Sunday, January 31, 2010

Week Ten: Vibrant Amish Farms on My Way Home from Church Today


A sabbatical practice: I drive to Michigan one way and drive home another. There are so many beautiful roads, rivers, lakes, small towns, farms, fields and forests between home and church or home and Three Rivers or home and Marcellus. These are "eye candy" for me.

Today I drove to church on the South River Road to Constantine out of Mottville. So on the way home I took the Centreville Constantine Road across bridge over the tributary of the St. Joe River and went south to White Pigeon on the Kalamazoo Road. From there I headed through some lake country: Fish Lake, Stone Lake, and a jog over to Hunter Lake. (I wonder who is in those ice fishing houses…) South of Hunter Lake are low rolling hills. And when the land becomes flat again on County Road 43 going south, I realize I am in the heart of Amish farmland.

I confess that when I drive my eye is often drawn to images that make dramatic photos because of line, shadow or design. Old barns capture my eye for this reason. The wood is warn to sunbleached shades of gray. The slats are no longer tight or symmetrical. Some barns lean precariously. And some disappear entirely in the course of five years of driving back and forth.

I am also a bit ashamed to say that there is something kind of “romantic” about an old abandoned barn. By that I mean it evokes in me a soulful longing. Why has this barn been abandoned? When did this farm last thrive? Was this one of the losses of the farm crisis of the 1980’s? And if so, will this land ever be farmed again? Will animals or hay ever inhabit this barn?

Today it struck me as I passed out of lake country that the Amish farms are a bold contrast. Rather than shrinking on their land, they are expanding. The houses spread from side to side with pieced together additions, some dadi-houses for aging parents and grandparents, as generations inhabit this farm. The walls of homes and barns and outbuildings are shining white with fresh paint. The windmill turns. A few buggies sit in the yard. Horses graze. Fields are surrounded by protective fences. And entrepreneurial signs abound, such as Small Engine Repair or Shady Ridge Weavers or Yoder Popcorn or Bontrager Organic and Local Products.

It has been thirty three years since I moved to Elkhart County.
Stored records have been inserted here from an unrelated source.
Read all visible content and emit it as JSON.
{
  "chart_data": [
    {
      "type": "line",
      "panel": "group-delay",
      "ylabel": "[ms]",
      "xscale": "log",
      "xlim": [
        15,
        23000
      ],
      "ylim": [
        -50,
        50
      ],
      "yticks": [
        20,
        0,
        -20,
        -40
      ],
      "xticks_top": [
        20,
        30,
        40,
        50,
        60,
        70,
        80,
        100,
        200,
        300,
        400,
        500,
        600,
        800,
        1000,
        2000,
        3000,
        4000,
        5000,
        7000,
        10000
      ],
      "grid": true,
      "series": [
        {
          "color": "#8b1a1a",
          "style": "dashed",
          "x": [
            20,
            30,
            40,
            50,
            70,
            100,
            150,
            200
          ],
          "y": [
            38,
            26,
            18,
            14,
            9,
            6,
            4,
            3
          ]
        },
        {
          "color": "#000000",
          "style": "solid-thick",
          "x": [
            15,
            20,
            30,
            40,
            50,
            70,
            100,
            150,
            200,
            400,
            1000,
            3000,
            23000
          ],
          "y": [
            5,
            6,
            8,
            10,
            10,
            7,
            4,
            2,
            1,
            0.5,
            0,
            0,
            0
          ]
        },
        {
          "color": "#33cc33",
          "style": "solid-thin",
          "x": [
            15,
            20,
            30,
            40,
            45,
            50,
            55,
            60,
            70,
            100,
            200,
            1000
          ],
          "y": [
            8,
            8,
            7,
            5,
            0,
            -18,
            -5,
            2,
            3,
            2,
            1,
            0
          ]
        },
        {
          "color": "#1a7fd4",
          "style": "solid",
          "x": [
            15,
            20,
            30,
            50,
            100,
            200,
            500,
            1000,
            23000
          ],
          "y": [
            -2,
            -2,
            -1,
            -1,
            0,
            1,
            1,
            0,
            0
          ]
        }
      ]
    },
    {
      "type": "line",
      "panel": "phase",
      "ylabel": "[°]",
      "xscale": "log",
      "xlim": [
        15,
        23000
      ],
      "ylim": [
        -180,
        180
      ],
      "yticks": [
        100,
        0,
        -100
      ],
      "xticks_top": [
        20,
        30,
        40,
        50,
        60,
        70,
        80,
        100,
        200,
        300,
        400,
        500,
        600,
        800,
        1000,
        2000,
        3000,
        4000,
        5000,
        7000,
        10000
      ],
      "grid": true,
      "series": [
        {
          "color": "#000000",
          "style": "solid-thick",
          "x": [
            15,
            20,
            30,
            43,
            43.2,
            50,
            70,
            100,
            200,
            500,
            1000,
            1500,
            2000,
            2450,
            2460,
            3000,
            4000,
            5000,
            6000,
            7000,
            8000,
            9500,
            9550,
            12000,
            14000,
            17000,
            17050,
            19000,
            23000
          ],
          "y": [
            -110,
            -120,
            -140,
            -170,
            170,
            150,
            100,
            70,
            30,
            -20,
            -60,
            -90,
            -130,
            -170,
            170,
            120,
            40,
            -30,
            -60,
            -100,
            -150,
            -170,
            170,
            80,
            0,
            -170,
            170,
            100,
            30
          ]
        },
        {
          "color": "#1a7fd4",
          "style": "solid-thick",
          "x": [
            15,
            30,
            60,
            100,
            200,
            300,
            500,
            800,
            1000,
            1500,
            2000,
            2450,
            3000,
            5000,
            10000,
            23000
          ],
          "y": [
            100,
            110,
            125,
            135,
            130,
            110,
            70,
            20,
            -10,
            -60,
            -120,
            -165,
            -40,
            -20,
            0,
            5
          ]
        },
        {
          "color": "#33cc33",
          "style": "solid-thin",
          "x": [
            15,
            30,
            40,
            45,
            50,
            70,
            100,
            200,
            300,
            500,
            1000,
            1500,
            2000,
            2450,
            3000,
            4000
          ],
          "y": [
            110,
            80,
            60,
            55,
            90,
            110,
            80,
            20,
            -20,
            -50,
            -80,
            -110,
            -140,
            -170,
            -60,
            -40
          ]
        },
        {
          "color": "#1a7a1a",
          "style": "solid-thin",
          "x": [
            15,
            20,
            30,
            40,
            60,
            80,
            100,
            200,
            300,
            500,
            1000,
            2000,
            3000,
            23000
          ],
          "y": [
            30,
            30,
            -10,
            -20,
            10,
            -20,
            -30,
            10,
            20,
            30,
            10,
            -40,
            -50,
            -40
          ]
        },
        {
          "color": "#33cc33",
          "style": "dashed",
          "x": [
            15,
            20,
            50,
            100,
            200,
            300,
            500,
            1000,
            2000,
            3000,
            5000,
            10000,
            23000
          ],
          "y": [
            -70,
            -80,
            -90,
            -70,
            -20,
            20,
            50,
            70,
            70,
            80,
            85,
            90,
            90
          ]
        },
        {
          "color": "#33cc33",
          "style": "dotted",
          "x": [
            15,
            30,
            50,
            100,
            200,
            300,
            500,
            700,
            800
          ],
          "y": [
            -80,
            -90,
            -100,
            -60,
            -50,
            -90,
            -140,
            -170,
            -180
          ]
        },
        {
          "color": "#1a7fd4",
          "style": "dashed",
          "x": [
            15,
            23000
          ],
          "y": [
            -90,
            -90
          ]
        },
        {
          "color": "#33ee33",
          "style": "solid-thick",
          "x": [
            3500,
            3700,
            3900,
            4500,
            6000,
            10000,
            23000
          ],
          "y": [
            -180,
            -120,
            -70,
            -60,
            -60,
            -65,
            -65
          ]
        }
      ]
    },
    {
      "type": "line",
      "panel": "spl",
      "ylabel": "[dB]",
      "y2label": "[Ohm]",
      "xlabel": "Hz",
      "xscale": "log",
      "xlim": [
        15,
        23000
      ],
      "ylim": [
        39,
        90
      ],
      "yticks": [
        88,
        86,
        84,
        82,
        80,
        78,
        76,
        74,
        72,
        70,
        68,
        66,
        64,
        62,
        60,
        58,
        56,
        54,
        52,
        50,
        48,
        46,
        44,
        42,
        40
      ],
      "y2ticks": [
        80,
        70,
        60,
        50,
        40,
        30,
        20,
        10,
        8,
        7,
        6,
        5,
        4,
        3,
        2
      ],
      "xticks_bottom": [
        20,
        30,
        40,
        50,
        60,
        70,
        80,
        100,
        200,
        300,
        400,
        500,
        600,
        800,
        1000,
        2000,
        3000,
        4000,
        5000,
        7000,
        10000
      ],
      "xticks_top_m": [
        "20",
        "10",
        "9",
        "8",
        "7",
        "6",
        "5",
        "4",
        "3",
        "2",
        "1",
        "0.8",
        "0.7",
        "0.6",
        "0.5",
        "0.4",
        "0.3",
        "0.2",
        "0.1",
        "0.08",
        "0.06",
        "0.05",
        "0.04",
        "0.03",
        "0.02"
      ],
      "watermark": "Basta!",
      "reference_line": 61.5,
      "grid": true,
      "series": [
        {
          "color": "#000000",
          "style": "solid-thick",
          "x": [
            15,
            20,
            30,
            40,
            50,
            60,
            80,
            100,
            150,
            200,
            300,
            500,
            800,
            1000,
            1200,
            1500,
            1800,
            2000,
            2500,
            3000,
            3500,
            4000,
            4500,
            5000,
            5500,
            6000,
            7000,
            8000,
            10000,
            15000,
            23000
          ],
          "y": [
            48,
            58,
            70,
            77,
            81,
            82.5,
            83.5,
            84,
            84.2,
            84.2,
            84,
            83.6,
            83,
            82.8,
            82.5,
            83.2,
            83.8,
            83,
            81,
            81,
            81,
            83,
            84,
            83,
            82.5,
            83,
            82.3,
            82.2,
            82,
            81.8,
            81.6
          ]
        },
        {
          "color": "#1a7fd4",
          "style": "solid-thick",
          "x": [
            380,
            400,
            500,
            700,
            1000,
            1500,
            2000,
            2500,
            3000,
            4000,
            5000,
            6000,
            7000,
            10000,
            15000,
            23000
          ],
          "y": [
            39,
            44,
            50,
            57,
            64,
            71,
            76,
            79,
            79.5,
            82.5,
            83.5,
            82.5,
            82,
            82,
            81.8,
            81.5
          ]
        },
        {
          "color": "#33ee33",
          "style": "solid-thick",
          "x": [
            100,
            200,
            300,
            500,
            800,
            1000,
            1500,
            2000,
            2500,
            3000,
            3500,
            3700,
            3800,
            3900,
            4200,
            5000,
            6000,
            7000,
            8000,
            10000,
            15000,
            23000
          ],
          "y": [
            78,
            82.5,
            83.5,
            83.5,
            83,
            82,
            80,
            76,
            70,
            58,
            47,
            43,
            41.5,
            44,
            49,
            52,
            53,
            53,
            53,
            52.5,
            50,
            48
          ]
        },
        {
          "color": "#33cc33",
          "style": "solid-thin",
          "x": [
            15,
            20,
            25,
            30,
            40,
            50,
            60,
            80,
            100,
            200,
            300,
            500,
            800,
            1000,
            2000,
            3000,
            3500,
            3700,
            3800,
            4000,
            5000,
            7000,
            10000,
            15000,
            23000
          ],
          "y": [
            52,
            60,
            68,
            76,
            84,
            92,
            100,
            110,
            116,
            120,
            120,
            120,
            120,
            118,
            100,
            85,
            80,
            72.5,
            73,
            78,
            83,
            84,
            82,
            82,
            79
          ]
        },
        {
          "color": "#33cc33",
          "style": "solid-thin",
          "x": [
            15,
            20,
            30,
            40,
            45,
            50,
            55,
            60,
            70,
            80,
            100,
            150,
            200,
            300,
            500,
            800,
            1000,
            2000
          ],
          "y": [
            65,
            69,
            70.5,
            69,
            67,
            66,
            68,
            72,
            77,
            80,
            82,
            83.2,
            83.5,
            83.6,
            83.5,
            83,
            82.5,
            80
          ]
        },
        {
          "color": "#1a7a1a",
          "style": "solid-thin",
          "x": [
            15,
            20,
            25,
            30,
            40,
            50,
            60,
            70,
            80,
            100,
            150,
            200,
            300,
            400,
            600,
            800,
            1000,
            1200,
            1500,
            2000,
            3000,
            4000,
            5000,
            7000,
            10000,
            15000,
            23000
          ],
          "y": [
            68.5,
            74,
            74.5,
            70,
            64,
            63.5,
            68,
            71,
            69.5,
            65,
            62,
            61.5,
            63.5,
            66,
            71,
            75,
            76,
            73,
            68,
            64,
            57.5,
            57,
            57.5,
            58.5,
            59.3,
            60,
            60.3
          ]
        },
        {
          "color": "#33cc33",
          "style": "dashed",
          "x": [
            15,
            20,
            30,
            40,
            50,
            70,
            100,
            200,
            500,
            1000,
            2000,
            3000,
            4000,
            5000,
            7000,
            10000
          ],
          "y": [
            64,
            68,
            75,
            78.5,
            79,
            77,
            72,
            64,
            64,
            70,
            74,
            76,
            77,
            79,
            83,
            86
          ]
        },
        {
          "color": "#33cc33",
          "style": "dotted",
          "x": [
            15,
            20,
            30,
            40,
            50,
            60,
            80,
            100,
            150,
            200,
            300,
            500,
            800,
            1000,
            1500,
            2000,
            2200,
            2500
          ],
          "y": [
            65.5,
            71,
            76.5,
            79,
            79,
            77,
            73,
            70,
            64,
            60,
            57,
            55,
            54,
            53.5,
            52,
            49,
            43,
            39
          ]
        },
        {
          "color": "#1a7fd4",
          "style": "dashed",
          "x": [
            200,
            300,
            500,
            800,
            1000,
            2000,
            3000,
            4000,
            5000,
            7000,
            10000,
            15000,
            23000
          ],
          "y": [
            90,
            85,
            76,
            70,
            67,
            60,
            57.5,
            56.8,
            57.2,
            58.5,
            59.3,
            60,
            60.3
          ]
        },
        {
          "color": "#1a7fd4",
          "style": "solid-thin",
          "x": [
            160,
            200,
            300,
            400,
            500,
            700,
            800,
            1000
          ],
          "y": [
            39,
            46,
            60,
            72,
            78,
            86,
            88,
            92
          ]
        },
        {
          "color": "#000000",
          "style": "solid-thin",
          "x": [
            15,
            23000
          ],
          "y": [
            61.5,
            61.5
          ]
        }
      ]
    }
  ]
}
I have driven by Amish homes hundreds of times. I have admired their gardens, bordered in cock’s combs and flowering cabbage. Yet I have only been in an Amish home three times in all those years.

The first was for the rehearsal dinner for a wedding of a friend from church.

The second was an introduction to Amish singing on a snowy, snowy dark night in January. Arrangements were made for this field trip visit of our AMBS Anabaptist History and Theology class through Mary Oyer.

The third visit was part of a colloquium on “focal practices,” or “What do faith and technology have to do with one another.” It strikes me that these were all contrived and limited “we are looking at you” situations.

But if I, if we, are interested in vibrant rural communities, surely our Amish neighbors, peace church cousins, could be our conversation partners. The table conversation at my last visit was about how the farm land was being divided and divided for all the growing families of the Amish. In addition we talked about cooking and quilting and "bra parties" a la Tupperware style sales. It was delightful!

But how would I make an Amish friend? How could our two cultures engage in cross cultural conversation? How could we share this land, this community, in new ways?

Ah! Arlene Bontrager! In this pondering it dawned on me. Here is my opening. Arlene and Alan have a large booth at the Goshen Farmers’ Market. It is right across from Dale and Jo’s corner of vegetables and flowers from White Yarrow Farm. I have often talked with Arlene. Last summer she told me she was craving pie, and I promised that someday I would make her one. I had every intention! But I did not keep that promise in 2009. Maybe this summer, after returning from my visits to Costa Rican farmers, we could begin a coffee and pie friendship and talk about land and community.

I wonder: Do you have any Amish friends?